Nos anos 2000, poucas bandas embalavam mais as gargantas emo do mundo do que o The Used. Tanto tempo depois, os americanos de Utah estão entre os poucos que continuam firmes e na ativa, e voltaram em 2020 com mais uma obra através do disco Heartwork.

O álbum marca o retorno de John Feldmann (Goldfinger) à produção e o resultado é visível. Soando mais natural e orgânica do que nunca, a banda transmite ao público a energia de ter encontrado um velho amigo em um período diferente da vida — e assim surgem canções como a excelente “Paradise Lost, a poem by John Milton” que soam justamente como a perfeita mistura entre o velho e o novo da banda.

O caloroso reencontro não é exclusividade de Feldmann, já que o disco vem recheado de participações especiais. Mark Hoppus Travis Barker do blink-182 participam respectivamente na radiofônica “The Lighthouse” e na pop punk “Obvious Blasé”, enquanto Jason Aalon Butler (letlive., FEVER 333) e Caleb Shomo (Beartooth) trazem um tom mais agressivo às excelentes “Blow Me”, primeiro single do disco, e “The Lottery”.

Olhando para os quase 20 anos de carreira e, claro, para o futuro em um mundo sem quarentena onde shows insanos possam voltar a acontecer, Bert McCracken nos atendeu por chamada de vídeo para uma conversa sensacional passando por diversos períodos e, em especial, o processo de composição de Heartwork.

Entrevista com Bert McCracken (The Used)

TMDQA!: Oi, Bert! É um prazer enorme estar conversando com você. Sou fã do The Used há tempos e fiquei muito impactado pelo single “Blow Me” por ser uma canção tão agressiva com a presença do Jason, que é incrível. Mas também fiquei muito surpreso com o quanto o álbum é diferente dessa faixa, e queria saber como foi pra vocês fazer um disco tão diverso, com tantas direções. É uma forma de manter as coisas interessantes depois de quase 20 anos?
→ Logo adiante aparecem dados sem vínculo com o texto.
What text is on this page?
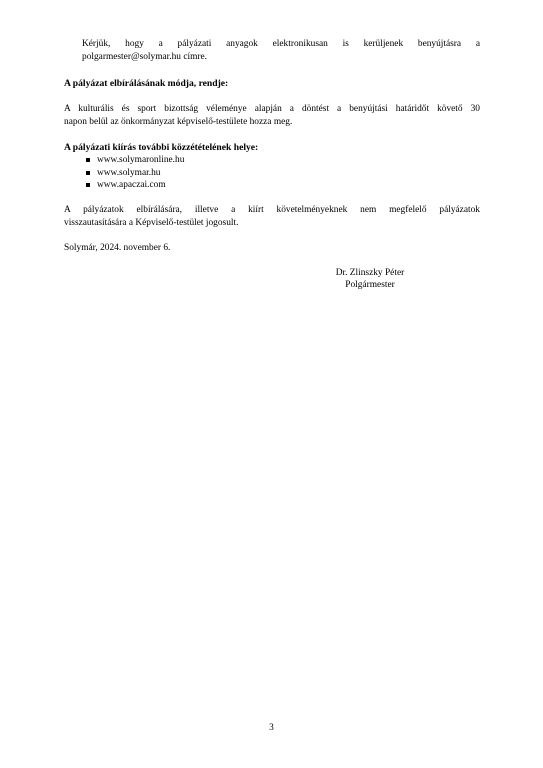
Kérjük, hogy a pályázati anyagok elektronikusan is kerüljenek benyújtásra a
polgarmester@solymar.hu címre.
A pályázat elbírálásának módja, rendje:
A kulturális és sport bizottság véleménye alapján a döntést a benyújtási határidőt követő 30
napon belül az önkormányzat képviselő-testülete hozza meg.
A pályázati kiírás további közzétételének helye:
www.solymaronline.hu
www.solymar.hu
www.apaczai.com
A pályázatok elbírálására, illetve a kiírt követelményeknek nem megfelelő pályázatok
visszautasítására a Képviselő-testület jogosult.
Solymár, 2024. november 6.
Dr. Zlinszky Péter
Polgármester
3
Bert McCracken: Eu acho que mais do que qualquer outra coisa a gente só queria capturar as influências de todo mundo desde que éramos adolescentes. Então temos tudo, desde o breakdown do hardcore até synthpop dos anos 80, vários extremos em todas as direções. Então, sabe, o nosso maior objetivo foi fazer música que capturasse a essência do momento em que nos apaixonamos pela música, o que pra maioria de nós foi ali na adolescência. Pra mim foi um pouco mais cedo, eu lembro de comprar o Thriller, do Michael Jackson, junto com uns outros 5 discos Pop da época quando eu tinha uns 7 ou 8 anos. Então tem sido uma longa jornada tentando cavar e encontrar de onde nós viemos musicalmente e, sabe, estamos todos no melhor lugar que já estivemos fisicamente, mentalmente e emocionalmente, então eu acho que esse disco foi o mais divertido de fazer e ele soa assim.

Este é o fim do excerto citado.